Ackee leaves are used as medicinal herbs. It is very hard to believe, but it is true. It is natural remedy and alternative medicine for some ailments. Although these actions are rare, there are individuals who still benefit from the medicinal value of the leaves.
Ackee (Blighia sapida) actually earned its name from Captain Bligh who graciously brought the seeds to the Caribbean. It is from the family, Sapindaceae. Ackee combine with saltfish (codfish) is now the national dish of Jamaica. This is a pronouncement of how much the Jamaicans love ackee. We all see it as a popular dish and it may be eaten at every meal. I personally have about four ackee trees in my yard. If it can be grown where you are, get a plant, it will save you money.
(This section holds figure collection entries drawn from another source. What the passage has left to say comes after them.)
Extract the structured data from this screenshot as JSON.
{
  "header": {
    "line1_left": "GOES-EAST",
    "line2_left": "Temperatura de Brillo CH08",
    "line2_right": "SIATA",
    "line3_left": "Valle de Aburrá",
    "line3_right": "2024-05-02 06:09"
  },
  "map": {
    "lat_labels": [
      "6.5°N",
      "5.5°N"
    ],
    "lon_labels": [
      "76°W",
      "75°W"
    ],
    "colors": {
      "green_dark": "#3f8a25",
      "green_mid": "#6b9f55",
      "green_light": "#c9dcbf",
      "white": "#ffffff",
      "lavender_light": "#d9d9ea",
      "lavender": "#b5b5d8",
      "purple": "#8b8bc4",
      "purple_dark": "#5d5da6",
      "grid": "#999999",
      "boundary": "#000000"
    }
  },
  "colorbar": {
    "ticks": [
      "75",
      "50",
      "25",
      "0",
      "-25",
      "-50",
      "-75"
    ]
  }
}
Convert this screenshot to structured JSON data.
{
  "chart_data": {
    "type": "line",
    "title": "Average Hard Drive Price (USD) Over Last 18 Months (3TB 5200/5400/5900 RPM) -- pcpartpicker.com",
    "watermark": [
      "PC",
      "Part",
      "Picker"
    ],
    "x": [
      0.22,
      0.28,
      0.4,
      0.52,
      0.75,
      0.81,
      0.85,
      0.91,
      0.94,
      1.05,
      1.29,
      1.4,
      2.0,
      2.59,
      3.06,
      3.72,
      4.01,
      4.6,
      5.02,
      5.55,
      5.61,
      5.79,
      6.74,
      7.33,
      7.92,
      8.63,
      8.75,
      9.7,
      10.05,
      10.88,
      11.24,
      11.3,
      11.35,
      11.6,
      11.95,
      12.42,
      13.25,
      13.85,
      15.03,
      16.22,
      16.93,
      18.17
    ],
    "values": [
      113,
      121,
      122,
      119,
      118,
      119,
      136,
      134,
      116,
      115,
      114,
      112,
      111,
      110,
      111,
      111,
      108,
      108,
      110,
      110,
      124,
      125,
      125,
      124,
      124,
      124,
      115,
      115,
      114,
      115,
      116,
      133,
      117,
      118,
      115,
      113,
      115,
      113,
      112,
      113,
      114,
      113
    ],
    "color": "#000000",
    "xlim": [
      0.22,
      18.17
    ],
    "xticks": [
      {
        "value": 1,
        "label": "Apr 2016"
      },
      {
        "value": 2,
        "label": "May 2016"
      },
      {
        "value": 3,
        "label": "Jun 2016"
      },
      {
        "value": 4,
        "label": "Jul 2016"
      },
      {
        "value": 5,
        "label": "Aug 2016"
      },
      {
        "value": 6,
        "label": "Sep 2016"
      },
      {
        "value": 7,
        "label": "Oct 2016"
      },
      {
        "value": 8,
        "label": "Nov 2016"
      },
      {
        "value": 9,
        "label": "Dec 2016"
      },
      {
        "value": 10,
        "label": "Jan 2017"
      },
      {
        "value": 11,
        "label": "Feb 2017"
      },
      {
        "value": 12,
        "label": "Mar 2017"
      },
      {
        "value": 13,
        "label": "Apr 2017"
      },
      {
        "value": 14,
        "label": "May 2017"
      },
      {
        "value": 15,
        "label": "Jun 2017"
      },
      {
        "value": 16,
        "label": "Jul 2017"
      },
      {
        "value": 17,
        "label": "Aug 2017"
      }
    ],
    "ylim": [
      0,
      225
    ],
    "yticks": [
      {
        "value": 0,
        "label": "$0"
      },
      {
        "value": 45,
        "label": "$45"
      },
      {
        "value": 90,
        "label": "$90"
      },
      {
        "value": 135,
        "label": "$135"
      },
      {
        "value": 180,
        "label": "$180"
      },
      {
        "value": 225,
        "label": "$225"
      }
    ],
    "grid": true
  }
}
Although it goes well with almost any food, it is mostly enjoyed with roast breadfruit or dumplings by most Jamaicans. There are times when visitors to the Island mistake it for scramble egg, because the finish process looks like scramble egg. However, after tasting it they usually drop that thought because the texture and taste in comparison to scramble egg is very much different. Ackee may also be combined with sausage as well as tin mackerel. These dishes are very delicious just like ackee and codfish. Ackee is even mentioned in one of our Jamaican folk songs, entitled 'Linstead Market.'
Ackee is native to Guinea located in West Africa. However, everyone has to be careful when utilizing ackee fruit. It can be very poisonous if it is not permitted to ripen on the tree. How can you know when it is ripe? This question may be asked frequently. The answer, when it is ripe on the tree, the very red pods will burst open revealing the black seeds which are attached to the yellow meat. The yellow meat is the part that is edible, and it is believed that it is a good remedy for eye ailments.
Ackee leaf tea is a traditional herbal tea that some Jamaicans and others in the West Indies consume for various ailments. The health benefits include the remedy for flu, colds as well as mucous congestion. It is also good to treat asthma by adding lime or lemon juice to the tea. Ackee leaves tea may also be used for stomach conditions and the bark may also be used for stomach conditions as well.
Can you believe that the ackee skin or pods may be used to make natural soap? It sure can because it is good to treat infections of the skin. Also, the unfit ackee was cut in half in the past and was utilized as soap to wash clothes.
This is a recipe for those who do not know how to cook ackee.
1 doz. ackees
Salt to taste
1 large onion
3 tablespoon cooking oil
1/2 scotch bonnet pepper
2 cups water
Clean ackees thoroughly. Please be reminded that only the yellow arils are edible. So, get rid of the black seeds and the inner parts of the yellow arils.
In a small saucepan, bring water to boil then put the ackees and salt in. Cook ackees until soft. Remove from heat and strain. Place a frying pan on heat and saute onion until tender. Add ackees as well as scotch bonnet pepper. Makes three servings.
Finding itself among the herbs list, it can be used as a poultice by baking the leaves in hot ashes and then placed them on sprains, pains and also swellings. As a mouthwash, combine the tea with salt and used for pyorrhea and other gum ailments.
I personally use the ackee leaves to keep away flies from my kitchen by placing a small branch on the kitchen table or the floor.